Isn't the combination of Devices AND Services the problem? A device is (nowadays) a device plus software, an integrated thing, such as the iPad. Good concept, the market shows that consumers want this. This is Apple's way of business. A service is an online thing that people want to use on *any device*. Such as GMail or DropBox. Also a good concept. This is Google's way of business.

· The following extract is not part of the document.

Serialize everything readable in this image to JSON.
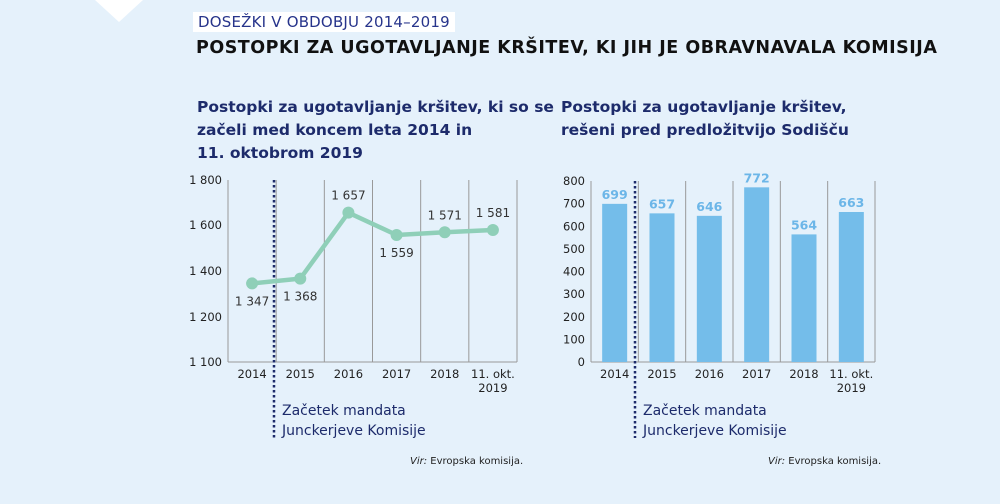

However, combining those seems impossible. The Devices have a closed ecosystem, the Services must be open. Microsoft sells Devices such as Surfaces (hardware with e.g. MS Office installed) but look at the Office online offers and compare that to Google Docs. Google Docs is simple, it works online on any device. Office 365 is a hard to comprehend mixture of installed software and online services. I still don't know if I (as a Linux user) can use it, even if I were prepared to pony up the yearly fee.

I would say that in the old days there were two models:
a- Devices (integrated hard & software)
b- Software (pick your own hardware)
With the internet a third model came up:
c- Services (do your business online, on any device that can browse)

Services killed Software. Which leaves us with:
- Devices
- Services
Take your pick, but you can't have both.....or am I missing something here?

Edited 2013-12-09 11:21 UTC

Reply Score: 2

v They should use Bing
by ciplogic on Mon 9th Dec 2013 11:24 UTC
Re
by kurkosdr on Mon 9th Dec 2013 18:00 UTC
kurkosdr
Member since:
2011-04-11

Microsoft needs a CEO who will put an end to the madness where everyone in MS is a paranoid and every division is a silo hostile to other divisions. 'nuff said.